Why is this the case? Why do both methods return same values in i.i.d. case and different values when the vector is correlated? Thanks.
 A: Your definitions are really vector-based operations implemented by matlab or Python (not the same as a probabilistic variance). So let me define them more clearly (I will use the matlab definitions, I assume Python definitions are the same).  You are dealing with $n$-dimensional random vectors $X=(X_1, ..., X_n)$.  Then:
Definition 1: $$E_X = \frac{\sum_{i=1}^n X_i^2}{n}$$
Definition 2: $$M_X = \frac{1}{n}\sum_{i=1}^n X_i$$
Definition 3: $$V_X = \frac{\sum_{i=1}^n (X_i-M_X)^2}{n-1}$$
Notice that $E_X, M_X, V_X$ are all random variables.
Observation 1:
If $\{X_i\}_{i=1}^{\infty}$ are i.i.d. with mean $E[X_1]$ and second moment $E[X_1^2]$ then by the law of large numbers
$$ \lim_{n\rightarrow\infty} E_X = E[X_1^2] \quad \mbox{(with prob 1)}$$
So in the special case when $\{X_i\}_{i=1}^{\infty}$ are i.i.d. Gaussian $N(0,1)$ then $E_X\rightarrow 1$ with prob 1.  Since $n=1000$ is "large" your numerical value $E_X=1.006560252222734$ makes sense.

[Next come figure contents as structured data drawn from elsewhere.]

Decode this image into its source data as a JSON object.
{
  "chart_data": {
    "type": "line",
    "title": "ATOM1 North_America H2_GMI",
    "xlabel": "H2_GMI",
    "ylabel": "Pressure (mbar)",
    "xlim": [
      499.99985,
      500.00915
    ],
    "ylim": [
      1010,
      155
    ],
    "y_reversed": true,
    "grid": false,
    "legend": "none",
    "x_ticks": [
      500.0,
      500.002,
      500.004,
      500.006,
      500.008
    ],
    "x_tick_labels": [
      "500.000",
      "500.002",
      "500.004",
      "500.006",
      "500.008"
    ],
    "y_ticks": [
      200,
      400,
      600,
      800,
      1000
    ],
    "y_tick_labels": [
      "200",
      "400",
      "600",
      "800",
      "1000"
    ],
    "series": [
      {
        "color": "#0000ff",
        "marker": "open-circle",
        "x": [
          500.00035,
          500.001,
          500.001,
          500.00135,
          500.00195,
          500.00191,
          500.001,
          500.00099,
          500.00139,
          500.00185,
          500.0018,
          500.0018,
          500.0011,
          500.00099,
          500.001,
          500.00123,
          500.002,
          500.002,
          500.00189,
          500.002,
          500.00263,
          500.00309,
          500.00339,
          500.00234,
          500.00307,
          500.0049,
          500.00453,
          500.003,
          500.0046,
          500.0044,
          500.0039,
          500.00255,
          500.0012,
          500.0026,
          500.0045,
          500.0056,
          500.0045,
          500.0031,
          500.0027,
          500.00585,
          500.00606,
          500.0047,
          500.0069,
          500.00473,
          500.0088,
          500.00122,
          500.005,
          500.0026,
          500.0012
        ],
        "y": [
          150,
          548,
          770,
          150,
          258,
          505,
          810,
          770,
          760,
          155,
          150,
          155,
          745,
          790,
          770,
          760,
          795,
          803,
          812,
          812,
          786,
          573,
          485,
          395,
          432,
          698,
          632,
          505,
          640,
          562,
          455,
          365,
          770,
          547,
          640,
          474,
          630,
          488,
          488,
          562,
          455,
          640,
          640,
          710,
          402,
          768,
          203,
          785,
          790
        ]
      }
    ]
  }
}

If you independently repeat the experiment you will get a new number for $E_X$ but, with high probability, it will still be very close to $1$. You would get similar results with $\{X_i\}_{i=1}^{\infty}$ any i.i.d. variables with $E[X_1^2]=1$, not necessarily having Gaussian distribution.
Observation 2:
In the special case when $\{X_i\}_{i=1}^{\infty}$ are i.i.d. Gaussian $N(0,1)$, then a surprising but classic result of statistics says that $(n-1)V_X$ has a  "chi-square" distribution with $n-1$ degrees of freedom.  In particular its mean is $n-1$ and its variance is $2(n-1)$.  So then $V_X = \frac{(n-1)V_X}{(n-1)}$ has mean $1$ and variance $\frac{2(n-1)}{(n-1)^2} = \frac{2}{(n-1)} \approx 0$ for large $n$.  So for $n=1000$ your numerical data $V_X = 1.003290114164144 \approx 1$ makes sense. If you independently repeat the experiment you will get a different numerical value for $V_X$ but, with high probability, it will still be very close to 1.
When you remove the i.i.d. assumption, so that you make the $\{X_i\}$ values correlated, then $V_X$ does not have the same distribution. That is why you get different numerical results in that case.